8 July 2010 Posted By: Leo Bloom One Comment

Once upon a time there was an actor that I could never like named John Cusack. Every movie he would star in was a huge turd in the swimming pool of summer to me. 2012 was a total piece of over rated, over computer enhanced junk. And what were the other flicks he was in? Oh, yes, one can never forget the movies High Fidelity, and Being John Malkovich. High Fidelity, being a total waste of about 90 minutes, and I could never wrap my head around the whole Malkovich wanting to be thing. What! I’m already there. Mid life, bald, and a desire to have someone else gain entry to my brain via a 13th floor office that has a ceiling height of less than 4 feet and is staffed by lesbians, one of which is my girlfriend who wants to be John Malkovich so they can screw each other.
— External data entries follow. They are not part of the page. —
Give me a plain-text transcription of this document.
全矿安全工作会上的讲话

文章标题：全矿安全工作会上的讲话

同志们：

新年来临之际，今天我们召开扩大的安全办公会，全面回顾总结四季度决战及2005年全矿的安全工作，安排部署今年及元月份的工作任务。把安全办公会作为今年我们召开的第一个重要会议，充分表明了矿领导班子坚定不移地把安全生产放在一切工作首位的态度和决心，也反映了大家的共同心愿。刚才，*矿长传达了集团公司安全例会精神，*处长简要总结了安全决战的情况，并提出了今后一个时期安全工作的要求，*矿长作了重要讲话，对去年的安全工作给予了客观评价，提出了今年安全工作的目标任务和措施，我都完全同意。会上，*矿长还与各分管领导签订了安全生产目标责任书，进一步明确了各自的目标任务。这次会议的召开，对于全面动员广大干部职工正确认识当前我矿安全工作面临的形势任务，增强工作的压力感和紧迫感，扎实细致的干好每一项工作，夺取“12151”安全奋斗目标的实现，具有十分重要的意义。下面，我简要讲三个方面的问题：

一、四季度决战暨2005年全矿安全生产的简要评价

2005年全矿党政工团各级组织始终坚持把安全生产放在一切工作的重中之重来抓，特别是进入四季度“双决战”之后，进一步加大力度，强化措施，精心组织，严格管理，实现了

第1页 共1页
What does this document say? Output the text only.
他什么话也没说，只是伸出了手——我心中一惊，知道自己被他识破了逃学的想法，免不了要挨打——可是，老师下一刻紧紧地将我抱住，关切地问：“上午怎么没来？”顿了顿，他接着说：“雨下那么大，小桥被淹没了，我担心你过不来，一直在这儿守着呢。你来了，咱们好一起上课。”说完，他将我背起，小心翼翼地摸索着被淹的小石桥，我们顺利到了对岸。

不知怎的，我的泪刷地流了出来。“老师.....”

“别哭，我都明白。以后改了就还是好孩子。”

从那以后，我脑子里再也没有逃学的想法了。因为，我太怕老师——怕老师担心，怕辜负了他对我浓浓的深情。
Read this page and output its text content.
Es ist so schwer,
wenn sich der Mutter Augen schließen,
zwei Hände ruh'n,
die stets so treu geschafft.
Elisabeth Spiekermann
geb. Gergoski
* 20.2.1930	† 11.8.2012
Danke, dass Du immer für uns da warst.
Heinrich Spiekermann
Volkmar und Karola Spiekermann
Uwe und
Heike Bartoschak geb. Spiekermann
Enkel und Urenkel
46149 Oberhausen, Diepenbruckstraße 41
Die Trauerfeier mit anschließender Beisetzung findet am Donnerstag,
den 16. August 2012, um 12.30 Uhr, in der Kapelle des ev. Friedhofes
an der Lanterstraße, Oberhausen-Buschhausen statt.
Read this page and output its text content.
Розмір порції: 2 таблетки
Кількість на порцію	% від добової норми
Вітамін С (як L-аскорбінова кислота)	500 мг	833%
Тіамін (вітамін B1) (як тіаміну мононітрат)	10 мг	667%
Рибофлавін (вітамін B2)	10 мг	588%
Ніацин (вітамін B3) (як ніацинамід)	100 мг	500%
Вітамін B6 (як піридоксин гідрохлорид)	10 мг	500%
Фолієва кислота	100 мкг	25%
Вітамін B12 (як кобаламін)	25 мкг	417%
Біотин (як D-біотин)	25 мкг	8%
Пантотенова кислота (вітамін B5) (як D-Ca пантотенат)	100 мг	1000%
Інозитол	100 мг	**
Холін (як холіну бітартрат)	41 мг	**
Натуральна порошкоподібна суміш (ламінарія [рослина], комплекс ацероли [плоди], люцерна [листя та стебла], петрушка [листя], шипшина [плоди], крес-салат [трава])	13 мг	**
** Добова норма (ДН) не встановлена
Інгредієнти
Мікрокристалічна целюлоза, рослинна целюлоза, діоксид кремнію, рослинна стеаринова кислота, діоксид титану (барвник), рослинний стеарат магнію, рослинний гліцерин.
Well, maybe I’m not quite there, but you catch my drift.

Then comes along a movie called Hot Tub Time Machine, and all of the sudden, I like John Cusack. This movie also stars Clark Duke, from the movie Superbad, Craig Robinson (the token black guy), from Pineapple Express (the hit man). Ron Corddry, from Harold & Kumar Escape From Guantanamo Bay….

Okay, you know what? I just realized that maybe John Cusack didn’t make this movie, these other supporting guys pulled it off for him, but it works because he just happened to be there.
Anyway, again, maybe this movie talks to my generation because were all mid-lifer’s that would like to have the chance to go back in time to fix whatever it is that we didn’t know what the fuck went wrong with our lives to begin with. This is one of those feelie goodie movies, where everything works out because we all got drunk and stoned and pretty much made the same mistakes we made in the first place, but somehow just because we went back and did them all over again, our lives became better because the biggest loser of the group decided to stay behind to try and fix (get himself rich) all of the things that he could.

Damn!! Did I just give the whole movie away for those of you that have not seen it yet??

Ahh… Who gives a damn!? If you didn’t already know the ending I don’t think that I have blown it for you yet.

All I have to say is, prepare to feel good about this movie if your a dude. It is one of those mindless flicks that tend to preoccupy us with young perky breast, hot tubs, comedy, squirrels, and a bear mascot that likes to party with the guys.

The best scene is when these jokers all get into the hot tub right before they go back in time. Everything after that is just pre typed silliness that you can only figure out right before it happens.

I give it two thumbs and a jimmy up.